Is there a one line command to make chmod interactive?

I am looking for something like:

ls | ask_yes_no_for_each_file | chmod +x the_files_approved

Or similar syntax.

Also could work on other commands that you want individual confirmation for.


This does what you are looking for:

find . -maxdepth 1 -type f -print0 | xargs -L1 -p0 chmod +x

This uses find rather than ls because, generally, parsing ls output is unreliable. This form, using find, however, will work with filenames even if they contain newlines or other difficult characters.

Explanation

  • find . -maxdepth 1 -type f -print0

    This selects the files. This can be customized using any of find's many options. The option print0 tells find to print the file names in a null-separated list. This is the only reliable to transmit lists of file names.

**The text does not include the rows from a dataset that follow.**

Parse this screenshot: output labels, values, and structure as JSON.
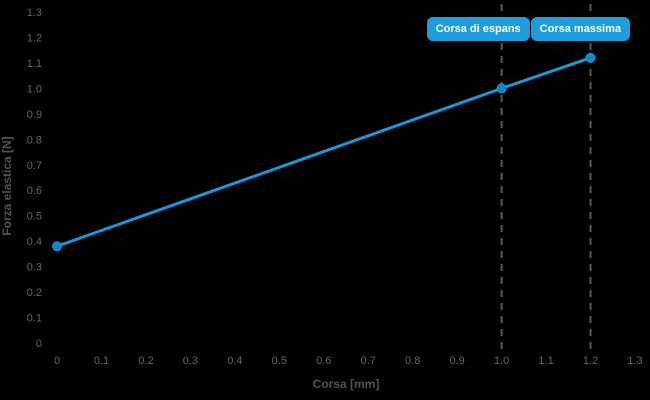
{
  "theme": {
    "background": "#000000",
    "line_color": "#1b96d9",
    "marker_fill": "#1186c9",
    "annotation_box_color": "#1d9dde",
    "annotation_text_color": "#ffffff",
    "dashed_line_color": "#5a5a5a",
    "tick_label_color": "#646464",
    "axis_label_color": "#525252"
  },
  "chart_data": {
    "type": "line",
    "title": "",
    "xlabel": "Corsa [mm]",
    "ylabel": "Forza elastica [N]",
    "x": [
      0,
      1.0,
      1.2
    ],
    "y": [
      0.38,
      1.0,
      1.12
    ],
    "xlim": [
      0,
      1.3
    ],
    "ylim": [
      0,
      1.3
    ],
    "grid": false,
    "legend": "none",
    "x_ticks": [
      "0",
      "0.1",
      "0.2",
      "0.3",
      "0.4",
      "0.5",
      "0.6",
      "0.7",
      "0.8",
      "0.9",
      "1.0",
      "1.1",
      "1.2",
      "1.3"
    ],
    "y_ticks": [
      "0",
      "0.1",
      "0.2",
      "0.3",
      "0.4",
      "0.5",
      "0.6",
      "0.7",
      "0.8",
      "0.9",
      "1.0",
      "1.1",
      "1.2",
      "1.3"
    ],
    "annotations": [
      {
        "label": "Corsa di espans",
        "x": 1.0,
        "style": "dashed-vertical-line"
      },
      {
        "label": "Corsa massima",
        "x": 1.2,
        "style": "dashed-vertical-line"
      }
    ]
  }
}
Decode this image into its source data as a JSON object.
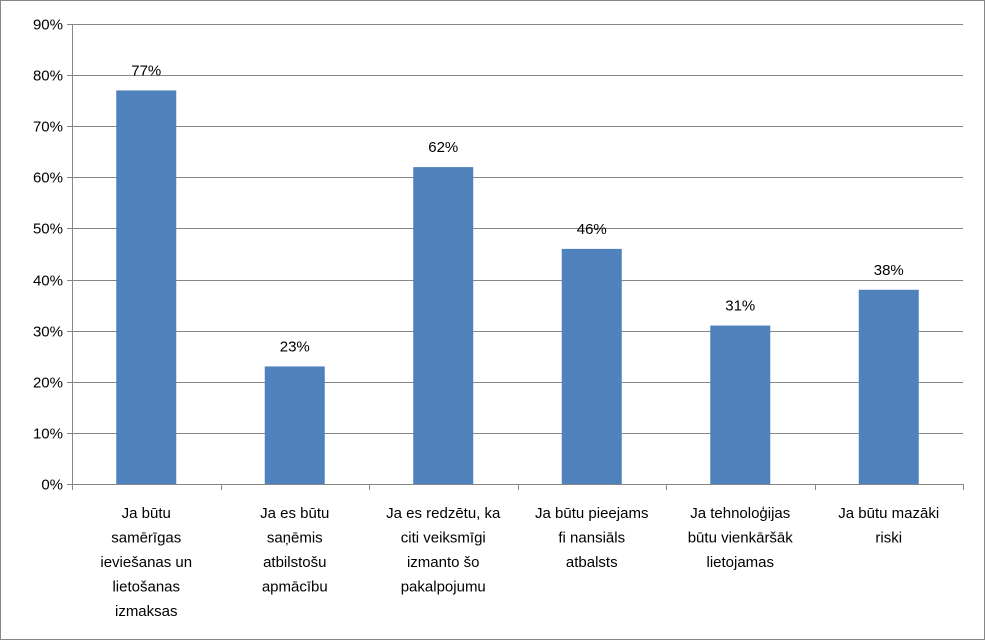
{
  "chart_data": {
    "type": "bar",
    "title": "",
    "xlabel": "",
    "ylabel": "",
    "ylim": [
      0,
      90
    ],
    "yticks": [
      "0%",
      "10%",
      "20%",
      "30%",
      "40%",
      "50%",
      "60%",
      "70%",
      "80%",
      "90%"
    ],
    "grid": true,
    "legend": "none",
    "bar_color": "#4F81BD",
    "categories": [
      [
        "Ja būtu",
        "samērīgas",
        "ieviešanas un",
        "lietošanas",
        "izmaksas"
      ],
      [
        "Ja es būtu",
        "saņēmis",
        "atbilstošu",
        "apmācību"
      ],
      [
        "Ja es redzētu, ka",
        "citi veiksmīgi",
        "izmanto šo",
        "pakalpojumu"
      ],
      [
        "Ja būtu pieejams",
        "fi nansiāls",
        "atbalsts"
      ],
      [
        "Ja tehnoloģijas",
        "būtu vienkāršāk",
        "lietojamas"
      ],
      [
        "Ja būtu mazāki",
        "riski"
      ]
    ],
    "values": [
      77,
      23,
      62,
      46,
      31,
      38
    ],
    "data_labels": [
      "77%",
      "23%",
      "62%",
      "46%",
      "31%",
      "38%"
    ]
  }
}
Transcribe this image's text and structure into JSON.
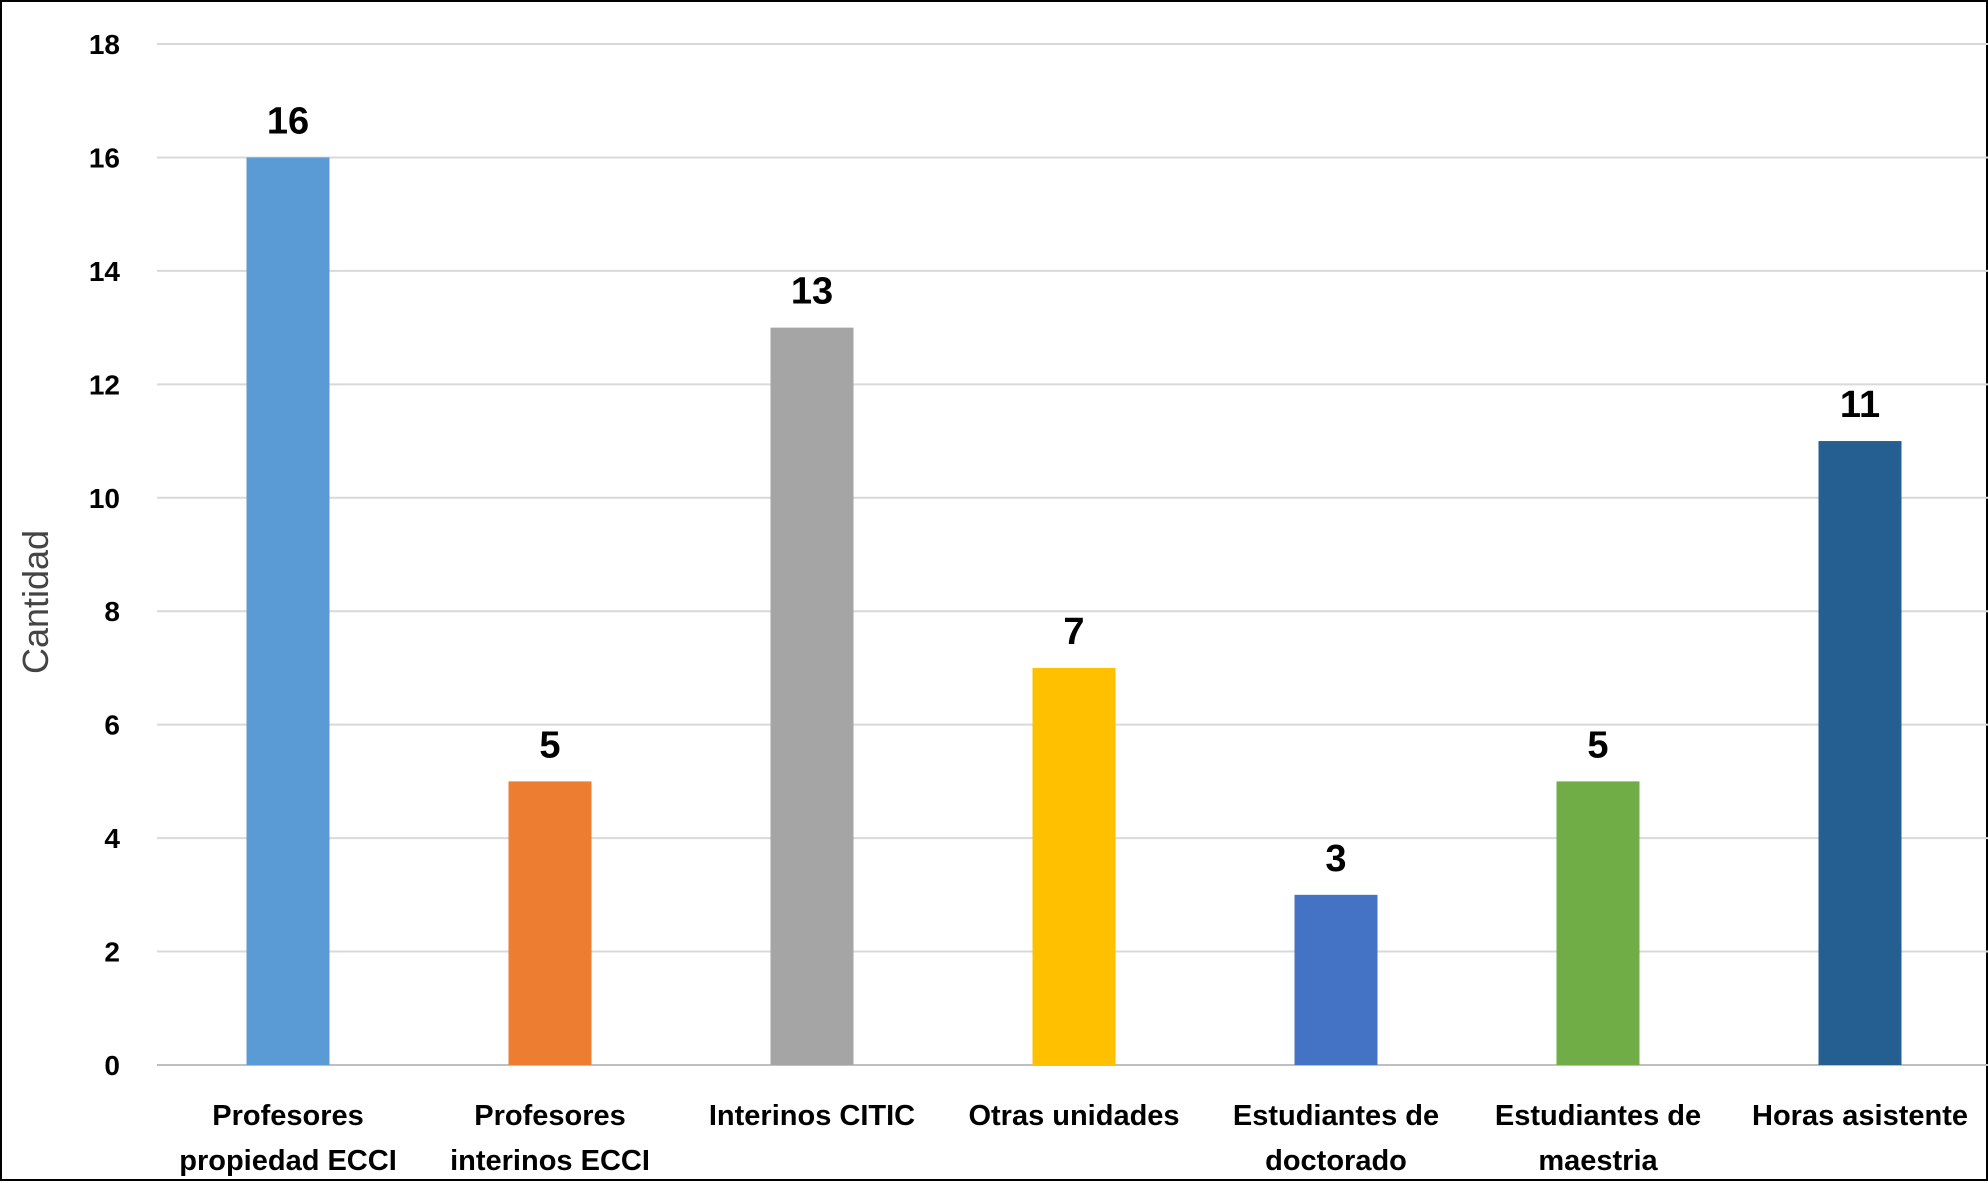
{
  "chart_data": {
    "type": "bar",
    "categories": [
      [
        "Profesores",
        "propiedad ECCI"
      ],
      [
        "Profesores",
        "interinos ECCI"
      ],
      [
        "Interinos CITIC"
      ],
      [
        "Otras unidades"
      ],
      [
        "Estudiantes de",
        "doctorado"
      ],
      [
        "Estudiantes de",
        "maestria"
      ],
      [
        "Horas asistente"
      ]
    ],
    "values": [
      16,
      5,
      13,
      7,
      3,
      5,
      11
    ],
    "bar_colors": [
      "#5B9BD5",
      "#ED7D31",
      "#A5A5A5",
      "#FFC000",
      "#4472C4",
      "#70AD47",
      "#255E91"
    ],
    "title": "",
    "xlabel": "",
    "ylabel": "Cantidad",
    "ylim": [
      0,
      18
    ],
    "yticks": [
      0,
      2,
      4,
      6,
      8,
      10,
      12,
      14,
      16,
      18
    ],
    "grid": true,
    "legend": "none",
    "data_labels": true
  }
}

  • xargs -L1 -p0 chmod +x

    This takes the null-separated list of file names generated by find and applies your command to them.

The -L1 option tells xargs to work on only one file name at a time. The -p option tells xargs to prompt for approval before continuing. The -0 option tells xargs to use the null character as the delimiter between file names.

[I was unaware of the -p option to xargs until @kwan pointed it out.]


You can use xargs.

eg:

ls|xargs -I path -p chmod +x path

Option -p: Prompt the user about whether to run each command line and read a line from the terminal. Only run the command line if the response starts with 'y' or 'Y'.